You often hear about how we’re imminently entering a new era of transparency and authenticity in marketing. Social networking is giving people the power to sidestep and slice through cynical marketing claims; you can’t just drench people in enough messages and hope something will stick.

Based on these two examples, the new era of transparency might not be too far away and has serious implications for the claims you might be occasionally tempted to drop into your copywriting.

‘iPad sucks’ – 644,00 Google hits

Following the success of the iPhone, it’s no wonder people were expecting something special when they heard rumours about Apple’s latest gift to the world of technology.

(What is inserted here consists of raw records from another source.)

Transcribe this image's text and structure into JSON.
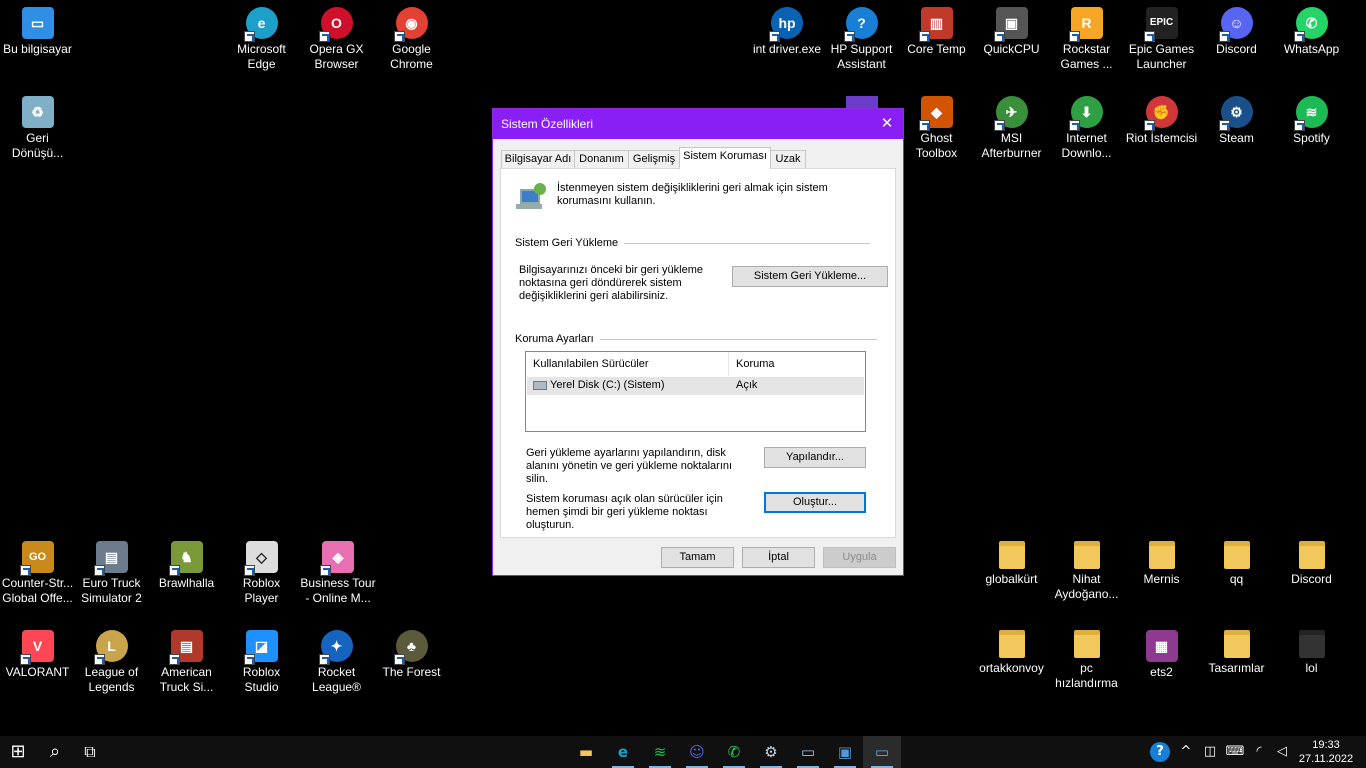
{
  "desktop_icons": [
    {
      "id": "bu-bilgisayar",
      "label": "Bu bilgisayar",
      "icon": "computer-icon",
      "glyph": "▭",
      "color": "#2f8fe6"
    },
    {
      "id": "geri-donusum",
      "label": "Geri Dönüşü...",
      "icon": "recycle-bin-icon",
      "glyph": "♻",
      "color": "#7fb0c8"
    },
    {
      "id": "edge",
      "label": "Microsoft Edge",
      "icon": "edge-icon",
      "glyph": "e",
      "color": "#1ca0c9"
    },
    {
      "id": "opera-gx",
      "label": "Opera GX Browser",
      "icon": "opera-gx-icon",
      "glyph": "O",
      "color": "#d0102b"
    },
    {
      "id": "chrome",
      "label": "Google Chrome",
      "icon": "chrome-icon",
      "glyph": "◉",
      "color": "#e34133"
    },
    {
      "id": "int-driver",
      "label": "int driver.exe",
      "icon": "hp-icon",
      "glyph": "hp",
      "color": "#0a62b5"
    },
    {
      "id": "hp-support",
      "label": "HP Support Assistant",
      "icon": "help-icon",
      "glyph": "?",
      "color": "#1780d6"
    },
    {
      "id": "core-temp",
      "label": "Core Temp",
      "icon": "thermometer-icon",
      "glyph": "▥",
      "color": "#c0392b"
    },
    {
      "id": "quickcpu",
      "label": "QuickCPU",
      "icon": "cpu-icon",
      "glyph": "▣",
      "color": "#555555"
    },
    {
      "id": "rockstar",
      "label": "Rockstar Games ...",
      "icon": "rockstar-icon",
      "glyph": "R",
      "color": "#f5a623"
    },
    {
      "id": "epic",
      "label": "Epic Games Launcher",
      "icon": "epic-icon",
      "glyph": "EPIC",
      "color": "#222222"
    },
    {
      "id": "discord",
      "label": "Discord",
      "icon": "discord-icon",
      "glyph": "☺",
      "color": "#5865f2"
    },
    {
      "id": "whatsapp",
      "label": "WhatsApp",
      "icon": "whatsapp-icon",
      "glyph": "✆",
      "color": "#25d366"
    },
    {
      "id": "ghost-toolbox",
      "label": "Ghost Toolbox",
      "icon": "toolbox-icon",
      "glyph": "◆",
      "color": "#d35400"
    },
    {
      "id": "msi-afterburner",
      "label": "MSI Afterburner",
      "icon": "afterburner-icon",
      "glyph": "✈",
      "color": "#3a8f3a"
    },
    {
      "id": "idm",
      "label": "Internet Downlo...",
      "icon": "download-icon",
      "glyph": "⬇",
      "color": "#2ea043"
    },
    {
      "id": "riot",
      "label": "Riot İstemcisi",
      "icon": "riot-icon",
      "glyph": "✊",
      "color": "#d13639"
    },
    {
      "id": "steam",
      "label": "Steam",
      "icon": "steam-icon",
      "glyph": "⚙",
      "color": "#1b4f8a"
    },
    {
      "id": "spotify",
      "label": "Spotify",
      "icon": "spotify-icon",
      "glyph": "≋",
      "color": "#1db954"
    },
    {
      "id": "csgo",
      "label": "Counter-Str... Global Offe...",
      "icon": "csgo-icon",
      "glyph": "GO",
      "color": "#c98a1b"
    },
    {
      "id": "ets2",
      "label": "Euro Truck Simulator 2",
      "icon": "truck-icon",
      "glyph": "▤",
      "color": "#6d7c8c"
    },
    {
      "id": "brawlhalla",
      "label": "Brawlhalla",
      "icon": "brawlhalla-icon",
      "glyph": "♞",
      "color": "#7a9a3a"
    },
    {
      "id": "roblox-player",
      "label": "Roblox Player",
      "icon": "roblox-icon",
      "glyph": "◇",
      "color": "#dddddd"
    },
    {
      "id": "business-tour",
      "label": "Business Tour - Online M...",
      "icon": "business-tour-icon",
      "glyph": "◈",
      "color": "#e86fb2"
    },
    {
      "id": "globalkurt",
      "label": "globalkürt",
      "icon": "folder-icon",
      "glyph": "",
      "color": "#f2c75c"
    },
    {
      "id": "nihat",
      "label": "Nihat Aydoğano...",
      "icon": "folder-icon",
      "glyph": "",
      "color": "#f2c75c"
    },
    {
      "id": "mernis",
      "label": "Mernis",
      "icon": "folder-icon",
      "glyph": "",
      "color": "#f2c75c"
    },
    {
      "id": "qq",
      "label": "qq",
      "icon": "folder-icon",
      "glyph": "",
      "color": "#f2c75c"
    },
    {
      "id": "discord-folder",
      "label": "Discord",
      "icon": "folder-icon",
      "glyph": "",
      "color": "#f2c75c"
    },
    {
      "id": "valorant",
      "label": "VALORANT",
      "icon": "valorant-icon",
      "glyph": "V",
      "color": "#ff4655"
    },
    {
      "id": "lol",
      "label": "League of Legends",
      "icon": "league-icon",
      "glyph": "L",
      "color": "#c8a44a"
    },
    {
      "id": "ats",
      "label": "American Truck Si...",
      "icon": "truck-icon",
      "glyph": "▤",
      "color": "#b0392b"
    },
    {
      "id": "roblox-studio",
      "label": "Roblox Studio",
      "icon": "roblox-studio-icon",
      "glyph": "◪",
      "color": "#1e90ff"
    },
    {
      "id": "rocket-league",
      "label": "Rocket League®",
      "icon": "rocket-league-icon",
      "glyph": "✦",
      "color": "#1565c0"
    },
    {
      "id": "the-forest",
      "label": "The Forest",
      "icon": "forest-icon",
      "glyph": "♣",
      "color": "#5b5b3b"
    },
    {
      "id": "ortakkonvoy",
      "label": "ortakkonvoy",
      "icon": "folder-icon",
      "glyph": "",
      "color": "#f2c75c"
    },
    {
      "id": "pc-hizlandirma",
      "label": "pc hızlandırma",
      "icon": "folder-icon",
      "glyph": "",
      "color": "#f2c75c"
    },
    {
      "id": "ets2-folder",
      "label": "ets2",
      "icon": "winrar-icon",
      "glyph": "▦",
      "color": "#8e3a8e"
    },
    {
      "id": "tasarimlar",
      "label": "Tasarımlar",
      "icon": "folder-icon",
      "glyph": "",
      "color": "#f2c75c"
    },
    {
      "id": "lol-folder",
      "label": "lol",
      "icon": "folder-icon",
      "glyph": "",
      "color": "#f2c75c"
    }
  ],
  "dialog": {
    "title": "Sistem Özellikleri",
    "close_glyph": "✕",
    "tabs": [
      "Bilgisayar Adı",
      "Donanım",
      "Gelişmiş",
      "Sistem Koruması",
      "Uzak"
    ],
    "active_tab": "Sistem Koruması",
    "intro": "İstenmeyen sistem değişikliklerini geri almak için sistem korumasını kullanın.",
    "restore_group": "Sistem Geri Yükleme",
    "restore_text": "Bilgisayarınızı önceki bir geri yükleme noktasına geri döndürerek sistem değişikliklerini geri alabilirsiniz.",
    "restore_button": "Sistem Geri Yükleme...",
    "protection_group": "Koruma Ayarları",
    "table_headers": [
      "Kullanılabilen Sürücüler",
      "Koruma"
    ],
    "drives": [
      {
        "name": "Yerel Disk (C:) (Sistem)",
        "protection": "Açık"
      }
    ],
    "configure_text": "Geri yükleme ayarlarını yapılandırın, disk alanını yönetin ve geri yükleme noktalarını silin.",
    "configure_button": "Yapılandır...",
    "create_text": "Sistem koruması açık olan sürücüler için hemen şimdi bir geri yükleme noktası oluşturun.",
    "create_button": "Oluştur...",
    "ok_button": "Tamam",
    "cancel_button": "İptal",
    "apply_button": "Uygula"
  },
  "taskbar": {
    "start_glyph": "⊞",
    "search_glyph": "⌕",
    "taskview_glyph": "⧉",
    "apps": [
      {
        "id": "explorer",
        "icon": "file-explorer-icon",
        "glyph": "▬",
        "color": "#f2c75c"
      },
      {
        "id": "edge",
        "icon": "edge-icon",
        "glyph": "e",
        "color": "#1ca0c9"
      },
      {
        "id": "spotify",
        "icon": "spotify-icon",
        "glyph": "≋",
        "color": "#1db954"
      },
      {
        "id": "discord",
        "icon": "discord-icon",
        "glyph": "☺",
        "color": "#5865f2"
      },
      {
        "id": "whatsapp",
        "icon": "whatsapp-icon",
        "glyph": "✆",
        "color": "#25d366"
      },
      {
        "id": "steam",
        "icon": "steam-icon",
        "glyph": "⚙",
        "color": "#c7d5e0"
      },
      {
        "id": "network",
        "icon": "network-icon",
        "glyph": "▭",
        "color": "#9ec6e8"
      },
      {
        "id": "outlook",
        "icon": "window-icon",
        "glyph": "▣",
        "color": "#4f9bd9"
      },
      {
        "id": "system-properties",
        "icon": "system-properties-icon",
        "glyph": "▭",
        "color": "#6fa8dc"
      }
    ],
    "tray": {
      "help_glyph": "?",
      "chevron_glyph": "^",
      "camera_glyph": "◫",
      "keyboard_glyph": "⌨",
      "wifi_glyph": "◜",
      "volume_glyph": "◁"
    },
    "time": "19:33",
    "date": "27.11.2022"
  }
}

But when the iPad was unveiled many felt Mr Jobs’ use of the words ‘magical’ and ‘revolutionary’ were ill advised.

Within hours a backlash had ensued. The web’s influential army of tech bloggers were up in arms and launched a barrage of critical posts pointing out what, they saw as, the iPad’s ‘backbreaking failures’.

The ‘iPad sucks’ backlash is a lesson to copywriters everywhere on the dangers of hype backfiring when the reality fails to live up to the expectation.

‘Homeopathic overdose’ – 581,000 undiluted search results

UK pharmaceutical chain Boots recently found itself the target of an anti-homeopathy campaign when hundreds of sceptics ‘overdosed’ on homeopathic remedies outside its doors in protest against a range of products they describe as ‘scientifically absurd’.

Whether you believe in homeopathy or not, it’s interesting to note that (according to The Guardian) one pill maker spends more than 16 times (€108m) on marketing than it does on research (€6.5m). A ratio high enough to make any pharmaceutical company blush.

The homeopathic overdose campaign was grown and coordinated by an online community of sceptic blogs and podcasts. It shows how people now have the tools to rebel against, what they view as, misleading marketing claims.

So if you feel tempted to describe a product as ‘magical’, or use a similarly vacuous term, think carefully. Because your customers can now respond (and fill up Google’s search results) with adjectives of their own.